Giocarsi tutto

 
Gloria e Diego, sposati da 29 anni e provenienti dall’Argentina, raccontano la loro scelta di donazione.

Gloria e Diego con tutta la famiglia“Alcuni anni fa abbiamo avuto la possibilità di trascorrere un periodo nella cittadella del Movimento dei Focolari a Loppiano, vicino Firenze, e di partecipare alla scuola internazionale per famiglie”. Dal 1982, infatti, nella tranquilla cittadella toscana si svolge un corso formativo indirizzato a tutte quelle famiglie che, arrivate da ogni parte del mondo, decidano di voler sperimentare la spiritualità e i benefici derivanti dalla comunione di esperienze. La “Scuola di Loreto”, così denominata da Chiara Lubich richiamando la famiglia di Nazareth, è un vero e proprio percorso di vita basato sui valori dell’unione familiare e dell’apertura al mondo con le sue culture diverse.

“Vivendo lì, raccontano Diego e Gloria, abbiamo vissuto una bellissima esperienza che allora volemmo condividere scrivendo una lettera a Chiara Lubich, dicendole il nostro desiderio di donare la  vita, pronti anche a trasferirci in altre parti del mondo, per testimoniare i valori condivisi di unità, solidarietà e tolleranza. Le nostre tre figlie erano piccole, da poco tempo avevamo raggiunto un lavoro stabile ed eravamo molto giovani. Nonostante tutto avevamo il desiderio di metterci al servizio del prossimo e sognavamo di poter andare chissà dove, in Africa, in Asia, in Centro America… Ma un giorno Chiara Lubich, rispondendo alla nostra lettera, ci consigliò di “trasferirci” a Casilda, ossia la città dove abitavamo in argentina. Superato l’immediato sgomento per quello strano consiglio, abbiamo colto l’importanza di quelle parole: saremmo dovuti ritornare  nella nostra città d’origine per vivere il nostro quotidiano, ma in maniera totalmente diversa, cercando di diffondere gli ideali dell’amore e dell’unità e dando testimonianza della possibilità di perseguirli anche nella semplicità della realtà di tutti i giorni.

Col passare degli anni, nella nostra città è nata una bellissima comunità, molto attiva e piena di giovani. Ora, a distanza di vent’anni, ci si è presentata la possibilità di traferirci al Centro Internazionale dei Focolari in Italia.
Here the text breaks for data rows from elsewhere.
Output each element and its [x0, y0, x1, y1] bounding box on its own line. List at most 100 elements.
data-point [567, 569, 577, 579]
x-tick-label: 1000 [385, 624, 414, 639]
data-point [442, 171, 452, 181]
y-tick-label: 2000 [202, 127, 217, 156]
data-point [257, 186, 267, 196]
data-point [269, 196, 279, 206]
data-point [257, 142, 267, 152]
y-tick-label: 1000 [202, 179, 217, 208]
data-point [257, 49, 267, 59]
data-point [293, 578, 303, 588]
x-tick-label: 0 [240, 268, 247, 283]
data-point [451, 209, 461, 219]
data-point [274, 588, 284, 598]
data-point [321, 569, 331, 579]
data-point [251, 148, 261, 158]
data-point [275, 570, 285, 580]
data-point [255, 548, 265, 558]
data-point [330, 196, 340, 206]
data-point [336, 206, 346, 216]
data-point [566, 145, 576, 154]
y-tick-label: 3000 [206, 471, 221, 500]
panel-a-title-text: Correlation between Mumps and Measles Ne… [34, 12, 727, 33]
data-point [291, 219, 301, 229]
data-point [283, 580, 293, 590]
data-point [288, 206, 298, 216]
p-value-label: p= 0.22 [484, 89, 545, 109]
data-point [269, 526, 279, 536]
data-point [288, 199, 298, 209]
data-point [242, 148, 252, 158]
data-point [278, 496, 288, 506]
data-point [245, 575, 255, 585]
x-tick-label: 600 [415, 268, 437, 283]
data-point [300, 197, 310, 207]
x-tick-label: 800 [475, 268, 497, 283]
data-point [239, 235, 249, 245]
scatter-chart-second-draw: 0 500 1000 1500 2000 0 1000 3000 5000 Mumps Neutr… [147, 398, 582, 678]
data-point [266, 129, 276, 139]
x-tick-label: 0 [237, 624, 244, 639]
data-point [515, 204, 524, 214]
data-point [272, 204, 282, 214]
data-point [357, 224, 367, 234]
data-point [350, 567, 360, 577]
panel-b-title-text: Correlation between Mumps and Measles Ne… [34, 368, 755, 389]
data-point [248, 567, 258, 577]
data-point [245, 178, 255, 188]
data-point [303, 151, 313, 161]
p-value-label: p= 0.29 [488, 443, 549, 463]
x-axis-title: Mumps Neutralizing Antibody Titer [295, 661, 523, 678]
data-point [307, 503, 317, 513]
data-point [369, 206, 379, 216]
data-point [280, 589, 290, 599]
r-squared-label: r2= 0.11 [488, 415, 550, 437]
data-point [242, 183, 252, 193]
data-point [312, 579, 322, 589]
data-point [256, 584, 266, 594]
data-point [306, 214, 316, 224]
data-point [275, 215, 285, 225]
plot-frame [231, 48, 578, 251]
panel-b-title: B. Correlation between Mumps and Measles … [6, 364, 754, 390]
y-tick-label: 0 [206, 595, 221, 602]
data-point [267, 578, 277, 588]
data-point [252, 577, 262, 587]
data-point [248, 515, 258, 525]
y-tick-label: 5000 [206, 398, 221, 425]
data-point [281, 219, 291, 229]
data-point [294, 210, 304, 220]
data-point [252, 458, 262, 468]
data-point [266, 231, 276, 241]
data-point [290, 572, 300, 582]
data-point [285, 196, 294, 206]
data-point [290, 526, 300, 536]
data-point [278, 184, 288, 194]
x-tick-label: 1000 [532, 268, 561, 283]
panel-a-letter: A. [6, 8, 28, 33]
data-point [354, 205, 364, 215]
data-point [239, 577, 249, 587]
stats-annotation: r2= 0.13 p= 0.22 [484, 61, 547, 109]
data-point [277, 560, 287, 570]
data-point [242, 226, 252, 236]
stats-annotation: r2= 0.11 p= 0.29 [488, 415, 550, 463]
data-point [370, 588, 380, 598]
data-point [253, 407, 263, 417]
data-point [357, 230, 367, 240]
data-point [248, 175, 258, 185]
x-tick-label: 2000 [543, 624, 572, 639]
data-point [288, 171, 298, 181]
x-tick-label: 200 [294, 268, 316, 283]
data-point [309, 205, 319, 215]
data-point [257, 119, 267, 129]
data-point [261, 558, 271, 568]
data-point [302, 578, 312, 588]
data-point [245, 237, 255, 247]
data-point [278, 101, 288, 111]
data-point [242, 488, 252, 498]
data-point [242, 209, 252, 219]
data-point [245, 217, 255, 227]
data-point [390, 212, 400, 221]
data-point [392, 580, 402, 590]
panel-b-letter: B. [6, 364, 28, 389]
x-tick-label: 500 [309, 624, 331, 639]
Seppure la nostra volontà di adesione sia stata immediata, per prima cosa abbiamo chiesto il parere alle nostre figlie, di 23, 25 e 27 anni. Con molto stupore, loro sono state le prime ad appoggiarci, dicendoci  che sarebbe stata una bella esperienza per noi e per il nostro arricchimento, del quale avrebbe beneficiato tutta la famiglia.

E’ iniziato così l’iter per ottenere il permesso dai nostri lavori. Sapevamo di poter usufruire di un anno di  aspettativa, ma, poiché sono pratiche che richiedono molto tempo e non sempre vanno in porto, ne avevamo messo in conto l’esito negativo. Per questo abbiamo portato avanti il nostro progetto di vita quasi come un “gioco”, affidandoci agli eventi, ma allo stesso tempo forti nella nostra fede.

In questo tempo di attesa, ci sono state offerte anche tante buone possibilità  di promozione sul lavoro, quasi come se facessero capolino, di colpo,  le migliori  opportunità della nostra vita. Tuttavia, la scelta di partire per mettersi al servizio è stata più forte di tutto, anche della realizzazione professionale. E siamo stati felici, quando abbiamo ottenuto il permesso di astensione dal lavoro, anche se non retribuito. Le difficoltà sono state molte, così come le gioie e le soddisfazioni. Siamo riusciti in pochi giorni a vendere la nostra macchina per coprire alcune spese fisse della casa, sebbene in Argentina sia abbastanza complicato, data la situazione economica.

Tutte queste rinunce, la carriera, la macchina, le piccole cose materiali che lasciavamo, ci hanno preparato al distacco più grande ed impegnativo, quello dagli affetti. Il momento della partenza, infatti, è stato molto forte.  Le nostre figlie ci hanno dedicato parole commoventi, ribadendo la loro felicità nel darci l’appoggio necessario ad affrontare questa esperienza impegnativa e ringraziandoci per quanto abbiamo donato loro.  “Ci avete insegnato a giocarci il tutto per tutto per un ideale” ci dicevano e le loro parole ci hanno dato la conferma che questa  decisione era stata senza dubbio la strada giusta nel percorso di vita, tanto individuale quanto familiare, di ognuno.